Knitting as Therapy
January 19, 2016
January is such a blah month. I read something recently that made me giggle, it read " January is the worst month! You're fat and broke from Christmas, it's cold and dark 24/7, you're paler than ever, it's just such a struggle", I tend to agree with that statement. It is a hard month. The January blues! Couple that with the sadness of my miscarriage and I have turned into a complete #itch the past month. I try to be good. I really do. But, I cannot help myself when the blues hit, I just want to crawl into bed and stay in there forever.
Thankfully, January has a day off in there so I was able to stay home and simply "be". I gave myself the gift to knit for me. To do something for myself. I don't knit for myself often as I don't really have time to grab a pattern and knit and enjoy it. Most of the time, it is a matter of sitting down and figuring out instructions and writing out the pattern for the looms. Not this time. I simply sat down with pattern in hand and I knitted. I knitted for 3 afternoons/evenings. It was most pleasant. A feeling that I had forgotten, a feeling of getting lost in the process and seeing the magic appear.

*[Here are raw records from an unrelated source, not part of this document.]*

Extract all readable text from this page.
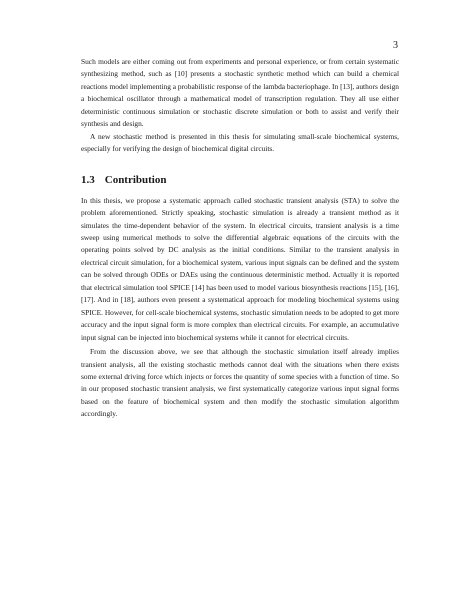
3

Such models are either coming out from experiments and personal experience, or from certain systematic synthesizing method, such as [10] presents a stochastic synthetic method which can build a chemical reactions model implementing a probabilistic response of the lambda bacteriophage. In [13], authors design a biochemical oscillator through a mathematical model of transcription regulation. They all use either deterministic continuous simulation or stochastic discrete simulation or both to assist and verify their synthesis and design.

A new stochastic method is presented in this thesis for simulating small-scale biochemical systems, especially for verifying the design of biochemical digital circuits.

1.3 Contribution

In this thesis, we propose a systematic approach called stochastic transient analysis (STA) to solve the problem aforementioned. Strictly speaking, stochastic simulation is already a transient method as it simulates the time-dependent behavior of the system. In electrical circuits, transient analysis is a time sweep using numerical methods to solve the differential algebraic equations of the circuits with the operating points solved by DC analysis as the initial conditions. Similar to the transient analysis in electrical circuit simulation, for a biochemical system, various input signals can be defined and the system can be solved through ODEs or DAEs using the continuous deterministic method. Actually it is reported that electrical simulation tool SPICE [14] has been used to model various biosynthesis reactions [15], [16], [17]. And in [18], authors even present a systematical approach for modeling biochemical systems using SPICE. However, for cell-scale biochemical systems, stochastic simulation needs to be adopted to get more accuracy and the input signal form is more complex than electrical circuits. For example, an accumulative input signal can be injected into biochemical systems while it cannot for electrical circuits.

From the discussion above, we see that although the stochastic simulation itself already implies transient analysis, all the existing stochastic methods cannot deal with the situations when there exists some external driving force which injects or forces the quantity of some species with a function of time. So in our proposed stochastic transient analysis, we first systematically categorize various input signal forms based on the feature of biochemical system and then modify the stochastic simulation algorithm accordingly.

First, I knitted the cute Quendi hat by Irina Anikeeva. I totally love the cables. I do wish it wasn't so long in the ribbing section. I believe it is meant to be a slouchy hat, but I don't do really like slouch hats, at least not with cables in them. This one was worked with Malabrigo worsted--super soft and lovely!
My other project, which I have been waiting since 2014 to get a chance to knit was the Through the Woods hood. I am in love with this hood. I made one winter of 2014 in a red color and it is one of my absolute favorite accessories. I have been meaning to knit one in a charcoal gray but I have not had the time, until this last weekend. I casted for it on Sunday night and finished it Monday evening. It simply flies through the needles!My Nyahbelle is here modeling the cute hood. And because she is uber cute, I couldn't decide on "just" one picture.
I would like to knit another hood, but I want it with Celtic cables, but I haven't found one with Celtic Cables. I could design it myself but that means work so instead, I'll wait until someone else designs it so I can simply sit down and knit.
This weekend was one of those in which I finally realized the wonderful gift that I have learned...I can create with string. I can create basically anything that I can imagine. One day, I will have a cat and I will dress it, hahaha.
Thinking of you and sending thanks, love, and prayers your way while I work on a pair of your Ballerina Socks for a friend who has had several miscarriages in the past and is six months pregnant now. 💝 As it often is, looming these is therapy for me, too, since I lost a friend last week and need to be productive instead of dwelling on things I cannot change. Thank you for all the time and trouble you put into your patterns, posts, and videos. They have been very helpful to me as a beginner.
P.S. I'm L.D.S., too, and my knowledge of the Gospel also comforts me through times like this.
Posted by: Margaret Johns | March 14, 2016 at 05:57 PM
Sorry you have been going through such a rough patch. January is certainly full of the blahs. I have been rediscovering working with my hands and being creative over the last 5 months. It has reminded me of the changes I want to make for myself. It is life affirming for me and comforting at the same time. I would definitely consider it a type of therapy.